Solution¶

Triage¶

Check CoreDNS pod count and resource usage:

kubectl get pods -n kube-system -l k8s-app=kube-dns
kubectl top pods -n kube-system -l k8s-app=kube-dns

Inspect a pod's DNS configuration:

kubectl exec <pod-name> -- cat /etc/resolv.conf

Check CoreDNS logs for errors:

kubectl logs -n kube-system -l k8s-app=kube-dns --tail=50

Test DNS from inside a pod:

kubectl exec <pod-name> -- nslookup api.stripe.com
kubectl exec <pod-name> -- nslookup kubernetes.default.svc.cluster.local

Root Cause¶

Two compounding issues:

Undersized CoreDNS. Only 2 replicas serve 200+ pods. Under peak load, the CoreDNS pods cannot process queries fast enough, leading to timeouts.
ndots:5 query amplification. The default Kubernetes resolv.conf sets ndots:5, meaning any name with fewer than 5 dots is treated as a relative name. For a lookup of api.stripe.com (2 dots), the resolver tries:
api.stripe.com.prod.svc.cluster.local
api.stripe.com.svc.cluster.local
api.stripe.com.cluster.local
api.stripe.com (finally, the actual FQDN)

Each attempt generates both A and AAAA queries. One application DNS lookup becomes 8 queries to CoreDNS.

Fix¶

Immediate (reduce load):

Scale CoreDNS:

kubectl scale deployment coredns -n kube-system --replicas=5

Increase CoreDNS resource limits:

kubectl patch deployment coredns -n kube-system -p '{"spec":{"template":{"spec":{"containers":[{"name":"coredns","resources":{"limits":{"cpu":"500m","memory":"256Mi"},"requests":{"cpu":"200m","memory":"128Mi"}}}]}}}}'

Medium-term (reduce query volume):

For pods making heavy external DNS calls, set dnsConfig to reduce ndots:

spec:
  dnsConfig:
    options:
    - name: ndots
      value: "2"

Use trailing dots in application configuration for known external hosts:
```
API_HOST=api.stripe.com.
```

Long-term (architectural):

Deploy NodeLocal DNSCache:

kubectl apply -f https://raw.githubusercontent.com/kubernetes/kubernetes/master/cluster/addons/dns/nodelocaldns/nodelocaldns.yaml

This runs a caching DNS agent on every node, dramatically reducing traffic to CoreDNS.

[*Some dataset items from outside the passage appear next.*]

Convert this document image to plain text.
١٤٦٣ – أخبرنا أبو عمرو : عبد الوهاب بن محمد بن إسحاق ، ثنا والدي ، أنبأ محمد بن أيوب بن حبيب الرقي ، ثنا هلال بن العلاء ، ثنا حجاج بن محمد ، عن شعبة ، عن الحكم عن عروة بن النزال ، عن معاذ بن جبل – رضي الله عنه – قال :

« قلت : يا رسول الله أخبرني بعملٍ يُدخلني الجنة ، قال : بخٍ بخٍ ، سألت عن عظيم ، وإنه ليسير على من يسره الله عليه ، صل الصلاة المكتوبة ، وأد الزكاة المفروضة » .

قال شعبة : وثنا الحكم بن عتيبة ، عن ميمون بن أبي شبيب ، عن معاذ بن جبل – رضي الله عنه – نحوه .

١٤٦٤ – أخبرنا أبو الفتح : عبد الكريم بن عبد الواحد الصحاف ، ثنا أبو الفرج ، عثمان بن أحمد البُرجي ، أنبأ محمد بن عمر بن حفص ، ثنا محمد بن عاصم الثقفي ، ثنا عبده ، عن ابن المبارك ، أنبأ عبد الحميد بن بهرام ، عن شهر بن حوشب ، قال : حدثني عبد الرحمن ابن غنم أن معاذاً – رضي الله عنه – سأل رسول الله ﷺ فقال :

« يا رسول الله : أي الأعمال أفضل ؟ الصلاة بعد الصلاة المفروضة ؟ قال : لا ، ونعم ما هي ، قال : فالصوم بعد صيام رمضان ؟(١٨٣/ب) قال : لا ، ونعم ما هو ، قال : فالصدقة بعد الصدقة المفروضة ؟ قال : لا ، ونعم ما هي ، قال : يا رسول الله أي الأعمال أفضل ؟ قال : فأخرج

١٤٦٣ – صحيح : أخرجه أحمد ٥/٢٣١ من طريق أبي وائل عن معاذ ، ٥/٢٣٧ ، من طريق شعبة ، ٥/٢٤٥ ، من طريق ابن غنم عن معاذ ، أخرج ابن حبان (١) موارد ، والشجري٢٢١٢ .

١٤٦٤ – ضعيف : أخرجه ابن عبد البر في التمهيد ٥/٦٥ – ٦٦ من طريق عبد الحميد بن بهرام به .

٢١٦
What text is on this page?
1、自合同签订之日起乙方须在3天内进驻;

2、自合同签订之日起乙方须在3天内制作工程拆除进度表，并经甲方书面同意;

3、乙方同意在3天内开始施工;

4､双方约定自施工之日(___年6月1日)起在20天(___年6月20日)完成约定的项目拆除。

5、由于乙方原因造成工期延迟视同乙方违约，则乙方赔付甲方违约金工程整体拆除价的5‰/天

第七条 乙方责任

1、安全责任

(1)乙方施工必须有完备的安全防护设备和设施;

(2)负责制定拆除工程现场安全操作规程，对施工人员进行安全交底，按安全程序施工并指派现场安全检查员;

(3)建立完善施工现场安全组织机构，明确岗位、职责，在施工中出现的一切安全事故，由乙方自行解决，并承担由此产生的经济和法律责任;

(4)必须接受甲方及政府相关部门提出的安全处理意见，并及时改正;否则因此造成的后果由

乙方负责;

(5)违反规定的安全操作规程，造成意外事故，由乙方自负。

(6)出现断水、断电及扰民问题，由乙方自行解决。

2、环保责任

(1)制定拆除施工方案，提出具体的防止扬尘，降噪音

Set up CoreDNS autoscaling with the cluster-proportional-autoscaler.

Rollback / Safety¶

Scaling CoreDNS up is safe and immediate. Scaling down should be done gradually while monitoring error rates.
Changing ndots affects how internal service names are resolved. Test thoroughly: my-service (no dots) still needs search domains.
NodeLocal DNSCache uses iptables rules to redirect DNS traffic. Test in staging first.

Common Traps¶

Assuming DNS issues are network issues. Packet loss symptoms can be DNS timeout symptoms. Always check DNS first.
Setting ndots to 1. This breaks multi-segment service names like my-service.other-namespace. Use ndots:2 as a safe minimum.
Ignoring AAAA queries. Even if your cluster is IPv4-only, glibc sends AAAA queries by default. This doubles the DNS load. Consider single-request-reopen in dnsConfig options.
Not monitoring CoreDNS. Enable the Prometheus plugin in the Corefile and set up alerts on query latency and error rates.
Enabling the log plugin in CoreDNS production. This logs every query and can itself cause performance degradation.